Affiliation: Cumberland Advisors

David R. Kotok cofounded Cumberland Advisors in 1973 and has been its Chief Investment Officer since inception. He holds a B.S. in economics from The Wharton School of the University of Pennsylvania, an M.S. in organizational dynamics from The School of Arts and Sciences at the University of Pennsylvania, and a masters in philosophy from the University of Pennsylvania.

Mr. Kotok’s articles and financial market commentary have appeared in The New York Times, The Wall Street Journal, Barron's, and other publications. He is a frequent contributor to Bloomberg TV and radio, CNBC TV programs, Fox Business, Yahoo Finance and others.

Mr. Kotok currently serves as a Director and Program Chairman of the Global Interdependence Center (GIC) (www.interdependence.org), whose mission is to encourage the expansion of global dialogue and free trade in order to improve cooperation and understanding among nation states, with the goal of reducing international conflicts and improving worldwide living standards. Mr. Kotok chairs its Central Banking Series, and organized a five-continent dialogue held in Philadelphia, Paris, Zambia (Livingstone), Hanoi, Singapore, Prague, Capetown, Shanghai, Hong Kong, Rome, Milan, Tallinn, and Santiago, Chile.
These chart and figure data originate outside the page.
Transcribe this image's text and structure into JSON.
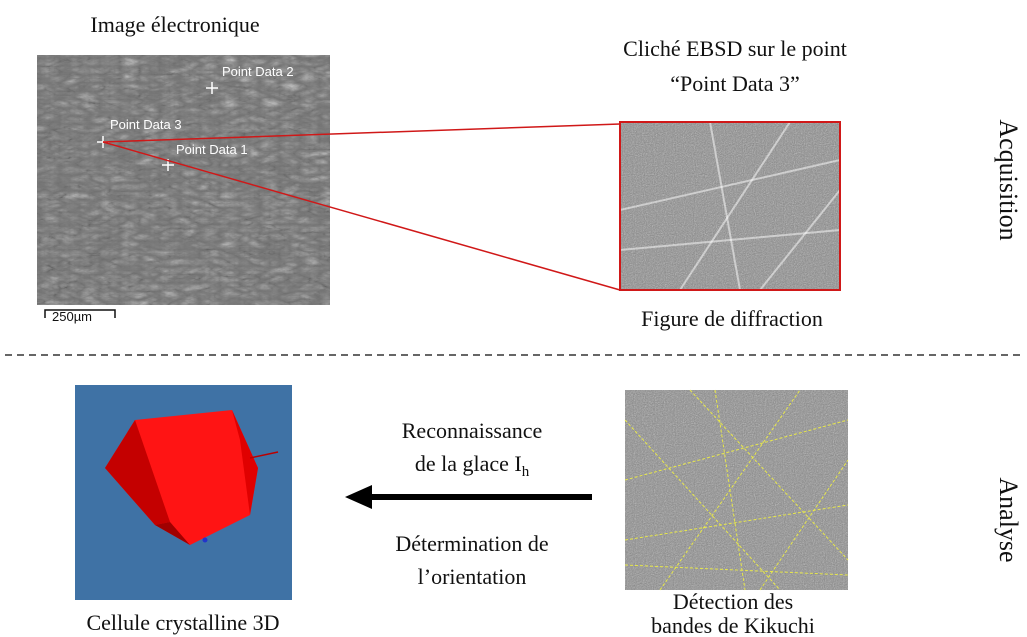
{
  "acquisition": {
    "label": "Acquisition",
    "electron_image": {
      "title": "Image électronique",
      "points": [
        "Point Data 2",
        "Point Data 3",
        "Point Data 1"
      ],
      "scale_bar": "250µm"
    },
    "ebsd_pattern": {
      "title_lines": [
        "Cliché EBSD sur le point",
        "“Point Data 3”"
      ],
      "caption": "Figure de diffraction"
    }
  },
  "analysis": {
    "label": "Analyse",
    "crystal": {
      "caption": "Cellule crystalline 3D"
    },
    "arrow": {
      "top_lines": [
        "Reconnaissance",
        "de la glace I"
      ],
      "top_subscript": "h",
      "bottom_lines": [
        "Détermination de",
        "l’orientation"
      ]
    },
    "kikuchi": {
      "caption_lines": [
        "Détection des",
        "bandes de Kikuchi"
      ]
    }
  }
}
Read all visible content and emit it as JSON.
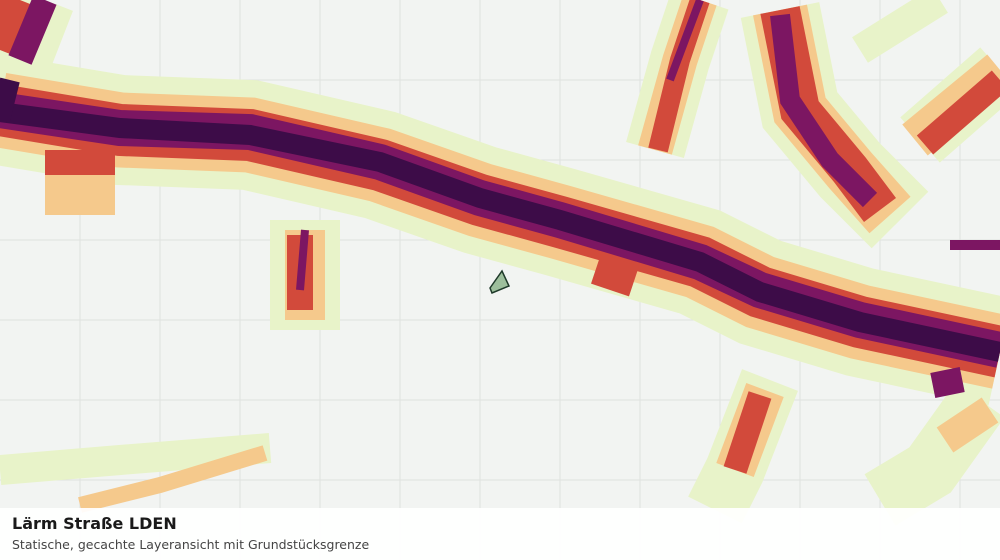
{
  "title": "Lärm Straße LDEN",
  "subtitle": "Statische, gecachte Layeransicht mit Grundstücksgrenze"
}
He has received the Global Citizen Award from GIC for his efforts.

Mr. Kotok is a member of the National Business Economics Issues Council (NBEIC), the National Association for Business Economics (NABE), serves on the Research Advisory Board of BCA Research, and is also a member of the Philadelphia Council for Business Economics (PCBE).

Mr. Kotok has served as a Commissioner of the Delaware River Port Authority (DRPA) and on the Treasury Transition Teams for New Jersey Governors Kean and Whitman. He has also served as a board member of the New Jersey Economic Development Authority and as Chairman of the New Jersey Casino Reinvestment Development Authority.

Mr. Kotok hosts an annual Maine fishing trip, where, it is rumored, most of the nation’s important financial and economic decisions are actually made.